Where did the meteorite land? 

NASA later said, "This was a daytime bolide that produced a meteorite fall right in the middle of Cape Cod Bay." The water depth at the area of the fall site is 34 meters, according to NASA. 

NASA said the fall into water is technically called a "fishy squisher."  

NASA says meteorite landed in Cape Cod Bay 01:37

Edson said that if it landed off the coast of Massachusetts, it would be unlikely that any pieces of it would be found. She said that the vast majority of meteorites land in the ocean because Earth is mostly water.

But eyewitness accounts and video of the fireball can help scientists determine a lot of information about the meteorite if they are unable to find pieces of it. 

"How bright it was, how fast it was moving, the angle it was coming from, and how long it stayed bright for, that gives us a lot of information," Edson said. "Maybe it's part of a broken-off piece of a lone asteroid.
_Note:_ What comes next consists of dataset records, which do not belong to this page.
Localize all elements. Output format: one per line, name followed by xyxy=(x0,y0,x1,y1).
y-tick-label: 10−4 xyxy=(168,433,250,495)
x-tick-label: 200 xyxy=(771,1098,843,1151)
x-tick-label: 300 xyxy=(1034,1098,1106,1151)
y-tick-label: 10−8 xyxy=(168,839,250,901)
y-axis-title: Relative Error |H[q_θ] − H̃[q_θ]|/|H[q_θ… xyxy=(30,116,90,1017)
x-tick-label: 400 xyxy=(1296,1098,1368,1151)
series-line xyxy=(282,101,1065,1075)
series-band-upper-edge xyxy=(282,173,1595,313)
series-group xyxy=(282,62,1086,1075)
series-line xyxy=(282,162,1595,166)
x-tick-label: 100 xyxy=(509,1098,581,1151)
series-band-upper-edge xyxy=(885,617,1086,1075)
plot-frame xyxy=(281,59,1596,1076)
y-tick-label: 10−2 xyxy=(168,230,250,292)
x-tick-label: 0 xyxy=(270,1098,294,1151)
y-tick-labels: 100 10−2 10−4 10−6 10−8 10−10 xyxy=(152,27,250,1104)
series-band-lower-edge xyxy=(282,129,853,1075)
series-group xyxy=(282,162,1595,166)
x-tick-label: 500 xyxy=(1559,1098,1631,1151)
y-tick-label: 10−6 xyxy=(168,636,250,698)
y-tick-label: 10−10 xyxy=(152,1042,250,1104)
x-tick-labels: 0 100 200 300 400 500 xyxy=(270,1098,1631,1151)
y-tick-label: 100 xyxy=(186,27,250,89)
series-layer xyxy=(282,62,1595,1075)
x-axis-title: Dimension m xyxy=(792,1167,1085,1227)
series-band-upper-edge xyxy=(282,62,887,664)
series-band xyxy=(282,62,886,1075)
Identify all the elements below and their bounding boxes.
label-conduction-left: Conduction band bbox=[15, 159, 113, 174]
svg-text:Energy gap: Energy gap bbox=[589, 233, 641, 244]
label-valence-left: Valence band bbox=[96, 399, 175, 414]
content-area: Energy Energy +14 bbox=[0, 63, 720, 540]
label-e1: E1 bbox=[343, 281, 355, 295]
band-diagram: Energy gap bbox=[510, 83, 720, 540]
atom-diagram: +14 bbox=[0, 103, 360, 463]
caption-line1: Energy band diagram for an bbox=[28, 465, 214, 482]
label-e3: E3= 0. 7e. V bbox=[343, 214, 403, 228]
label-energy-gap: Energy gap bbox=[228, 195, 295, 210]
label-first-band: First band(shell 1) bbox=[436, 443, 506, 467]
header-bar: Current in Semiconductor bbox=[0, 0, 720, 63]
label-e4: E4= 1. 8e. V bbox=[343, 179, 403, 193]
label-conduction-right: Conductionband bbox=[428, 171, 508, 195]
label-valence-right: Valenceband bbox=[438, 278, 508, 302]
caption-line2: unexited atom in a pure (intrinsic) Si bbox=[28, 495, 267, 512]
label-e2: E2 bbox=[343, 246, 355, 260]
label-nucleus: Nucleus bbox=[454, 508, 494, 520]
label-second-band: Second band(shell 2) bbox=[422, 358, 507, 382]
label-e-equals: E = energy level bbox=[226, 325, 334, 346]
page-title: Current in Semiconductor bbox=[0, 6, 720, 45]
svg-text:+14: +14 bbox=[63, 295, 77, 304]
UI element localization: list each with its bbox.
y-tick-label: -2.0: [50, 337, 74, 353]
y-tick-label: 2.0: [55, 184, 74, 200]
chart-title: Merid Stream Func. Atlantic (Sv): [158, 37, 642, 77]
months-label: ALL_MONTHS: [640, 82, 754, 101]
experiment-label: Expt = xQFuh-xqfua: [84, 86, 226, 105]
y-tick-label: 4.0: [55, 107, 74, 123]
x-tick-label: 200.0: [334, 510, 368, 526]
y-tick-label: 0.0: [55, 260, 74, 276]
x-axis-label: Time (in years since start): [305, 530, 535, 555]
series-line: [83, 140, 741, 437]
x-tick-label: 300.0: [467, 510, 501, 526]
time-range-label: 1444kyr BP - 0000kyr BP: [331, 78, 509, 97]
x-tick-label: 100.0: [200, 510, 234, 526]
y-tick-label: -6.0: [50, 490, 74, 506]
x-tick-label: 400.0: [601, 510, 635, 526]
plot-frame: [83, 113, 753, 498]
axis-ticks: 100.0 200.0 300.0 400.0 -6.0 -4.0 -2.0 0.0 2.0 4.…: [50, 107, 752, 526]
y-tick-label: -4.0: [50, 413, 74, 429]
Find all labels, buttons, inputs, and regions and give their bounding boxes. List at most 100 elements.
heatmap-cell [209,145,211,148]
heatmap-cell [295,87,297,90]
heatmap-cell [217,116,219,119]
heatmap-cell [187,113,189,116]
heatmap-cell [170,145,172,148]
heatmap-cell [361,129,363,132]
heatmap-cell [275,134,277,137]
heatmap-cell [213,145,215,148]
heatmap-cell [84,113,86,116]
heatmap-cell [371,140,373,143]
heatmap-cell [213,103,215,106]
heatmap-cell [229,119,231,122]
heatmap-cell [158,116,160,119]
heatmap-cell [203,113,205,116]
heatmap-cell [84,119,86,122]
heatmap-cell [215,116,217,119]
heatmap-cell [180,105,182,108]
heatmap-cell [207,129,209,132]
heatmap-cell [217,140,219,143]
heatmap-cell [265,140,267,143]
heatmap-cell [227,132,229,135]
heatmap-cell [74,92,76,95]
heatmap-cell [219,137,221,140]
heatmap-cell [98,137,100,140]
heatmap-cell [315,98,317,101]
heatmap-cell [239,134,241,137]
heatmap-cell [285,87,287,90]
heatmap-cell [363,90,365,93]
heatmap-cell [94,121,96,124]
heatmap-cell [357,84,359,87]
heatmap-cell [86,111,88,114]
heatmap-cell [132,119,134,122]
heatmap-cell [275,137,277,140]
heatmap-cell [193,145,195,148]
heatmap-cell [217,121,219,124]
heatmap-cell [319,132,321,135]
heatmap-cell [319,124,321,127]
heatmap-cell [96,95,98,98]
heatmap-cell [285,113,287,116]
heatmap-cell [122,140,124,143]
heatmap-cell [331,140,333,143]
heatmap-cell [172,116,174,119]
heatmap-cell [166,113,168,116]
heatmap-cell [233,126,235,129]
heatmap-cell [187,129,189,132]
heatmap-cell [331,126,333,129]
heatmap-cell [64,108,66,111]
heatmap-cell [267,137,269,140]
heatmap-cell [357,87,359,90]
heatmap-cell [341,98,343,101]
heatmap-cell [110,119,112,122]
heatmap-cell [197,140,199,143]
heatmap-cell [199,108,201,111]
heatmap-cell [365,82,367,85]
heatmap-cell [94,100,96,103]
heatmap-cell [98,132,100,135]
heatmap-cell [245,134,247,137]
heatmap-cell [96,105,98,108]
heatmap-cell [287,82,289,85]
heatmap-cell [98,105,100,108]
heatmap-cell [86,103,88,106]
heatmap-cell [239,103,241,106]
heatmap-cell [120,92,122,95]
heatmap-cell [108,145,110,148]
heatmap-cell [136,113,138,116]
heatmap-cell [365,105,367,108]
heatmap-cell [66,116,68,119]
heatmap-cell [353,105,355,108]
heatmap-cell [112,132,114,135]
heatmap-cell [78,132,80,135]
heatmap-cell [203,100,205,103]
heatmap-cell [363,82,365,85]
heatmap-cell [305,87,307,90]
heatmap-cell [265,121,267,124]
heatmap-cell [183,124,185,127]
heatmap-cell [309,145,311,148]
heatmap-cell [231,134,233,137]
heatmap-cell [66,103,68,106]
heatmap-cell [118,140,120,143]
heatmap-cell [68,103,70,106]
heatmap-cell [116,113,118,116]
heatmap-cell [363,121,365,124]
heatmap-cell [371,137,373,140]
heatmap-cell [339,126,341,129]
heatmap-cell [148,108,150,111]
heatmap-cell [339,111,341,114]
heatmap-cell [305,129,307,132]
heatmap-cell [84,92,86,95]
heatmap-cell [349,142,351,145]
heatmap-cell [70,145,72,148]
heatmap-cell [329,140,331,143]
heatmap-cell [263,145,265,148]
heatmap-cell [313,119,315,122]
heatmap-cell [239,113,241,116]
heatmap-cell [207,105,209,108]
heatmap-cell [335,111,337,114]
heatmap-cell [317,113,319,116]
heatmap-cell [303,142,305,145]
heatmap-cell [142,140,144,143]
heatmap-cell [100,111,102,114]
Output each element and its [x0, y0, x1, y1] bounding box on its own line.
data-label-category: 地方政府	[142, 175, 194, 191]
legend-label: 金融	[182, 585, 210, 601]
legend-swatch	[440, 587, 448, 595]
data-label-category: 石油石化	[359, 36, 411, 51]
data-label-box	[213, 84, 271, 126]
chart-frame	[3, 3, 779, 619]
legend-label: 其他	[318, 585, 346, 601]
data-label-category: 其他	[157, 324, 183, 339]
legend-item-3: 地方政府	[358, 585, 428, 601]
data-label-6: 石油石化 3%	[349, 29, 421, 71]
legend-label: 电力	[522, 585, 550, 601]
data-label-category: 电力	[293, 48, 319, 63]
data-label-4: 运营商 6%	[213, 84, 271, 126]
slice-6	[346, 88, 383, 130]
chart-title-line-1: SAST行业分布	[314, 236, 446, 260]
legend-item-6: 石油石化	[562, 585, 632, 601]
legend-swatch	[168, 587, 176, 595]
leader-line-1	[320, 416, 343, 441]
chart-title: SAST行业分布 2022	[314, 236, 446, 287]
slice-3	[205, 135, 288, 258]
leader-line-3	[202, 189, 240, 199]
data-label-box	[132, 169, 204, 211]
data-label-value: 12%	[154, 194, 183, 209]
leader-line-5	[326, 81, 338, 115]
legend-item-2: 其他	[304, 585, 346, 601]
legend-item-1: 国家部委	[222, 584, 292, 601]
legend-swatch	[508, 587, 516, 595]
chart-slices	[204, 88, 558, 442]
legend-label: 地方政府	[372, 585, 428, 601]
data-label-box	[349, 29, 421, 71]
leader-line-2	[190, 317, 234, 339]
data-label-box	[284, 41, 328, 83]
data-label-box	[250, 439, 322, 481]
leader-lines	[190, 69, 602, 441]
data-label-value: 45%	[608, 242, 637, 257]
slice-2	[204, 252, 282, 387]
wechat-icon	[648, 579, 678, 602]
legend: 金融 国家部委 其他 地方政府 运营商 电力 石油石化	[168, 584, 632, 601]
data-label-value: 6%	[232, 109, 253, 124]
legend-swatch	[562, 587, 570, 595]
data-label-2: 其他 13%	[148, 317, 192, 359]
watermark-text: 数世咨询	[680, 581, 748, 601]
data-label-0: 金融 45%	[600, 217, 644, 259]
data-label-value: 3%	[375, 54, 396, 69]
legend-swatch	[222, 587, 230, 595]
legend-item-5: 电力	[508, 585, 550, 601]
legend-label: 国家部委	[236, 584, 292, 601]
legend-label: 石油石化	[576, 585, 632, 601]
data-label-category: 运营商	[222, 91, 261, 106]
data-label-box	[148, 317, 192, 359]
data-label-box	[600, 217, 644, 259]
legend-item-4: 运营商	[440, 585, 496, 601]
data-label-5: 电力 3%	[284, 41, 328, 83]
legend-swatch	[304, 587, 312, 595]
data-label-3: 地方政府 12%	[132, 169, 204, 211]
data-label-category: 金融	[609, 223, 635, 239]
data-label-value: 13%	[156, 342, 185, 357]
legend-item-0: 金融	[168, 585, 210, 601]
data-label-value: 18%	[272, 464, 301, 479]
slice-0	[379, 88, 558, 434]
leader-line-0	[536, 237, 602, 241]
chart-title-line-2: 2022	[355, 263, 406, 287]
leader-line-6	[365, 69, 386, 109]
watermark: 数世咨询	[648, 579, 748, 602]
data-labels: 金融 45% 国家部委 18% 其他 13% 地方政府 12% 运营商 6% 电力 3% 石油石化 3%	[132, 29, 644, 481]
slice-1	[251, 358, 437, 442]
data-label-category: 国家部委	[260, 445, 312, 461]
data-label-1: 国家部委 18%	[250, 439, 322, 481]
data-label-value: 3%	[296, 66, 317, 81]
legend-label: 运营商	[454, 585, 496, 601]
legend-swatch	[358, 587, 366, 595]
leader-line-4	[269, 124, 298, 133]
Maybe it's just one of these smaller space things that's been floating around that we don't associate with something we know the name of."

She said that meteors are essential in determining most of the information that humans have about space.

"Meteors are the time capsules that carry information, so when we find pieces of them, each one is a treasure trove of information about the solar system," she said. "There are a few places on the moon where we have gotten moon rocks, but everything else kind of gets delivered to us by nature and we don't know where they come from."

Has anyone ever been hit by a meteorite?

There is only one documented case of a person being directly hit by a meteorite. It happened in 1954 in Sylacauga, Alabama. The woman, identified as Ann Hodges, was lying on her couch when the space rock came through her roof, bounced off her radio and hit her in the thigh. Hodges was OK, only receiving some major bruising on her hip. 

Edson said it is statistically unlikely that a meteorite would hit a person.

"We as humans are very, very tiny part of a very big planet," she said. "There's not much you can do about it if it is going to happen, so live your life."

Other meteors in 2026

Saturday's event is the latest in a string of high-profile fireballs reported across North America this year. In March, a meteor exploded over Ohio, producing a sonic boom heard across multiple states  

Just days later, another fireball over Texas generated a powerful shock wave and scattered meteorites across the Houston area, including one fragment that reportedly crashed through the roof of a home. Scientists with the American Meteor Society have also documented an unusual increase in large fireball events and sonic booms during the first months of 2026.

The Massachusetts boom also comes just a day after residents across South Carolina reported a mysterious blast that many initially mistook for an earthquake. The U.S. Geological Survey later determined that event was consistent with a sonic boom, although the exact source remains under investigation.  

Researchers stress that there is no evidence of an impact threat to Earth.   

This story has been updated to reflect the latest information from NASA.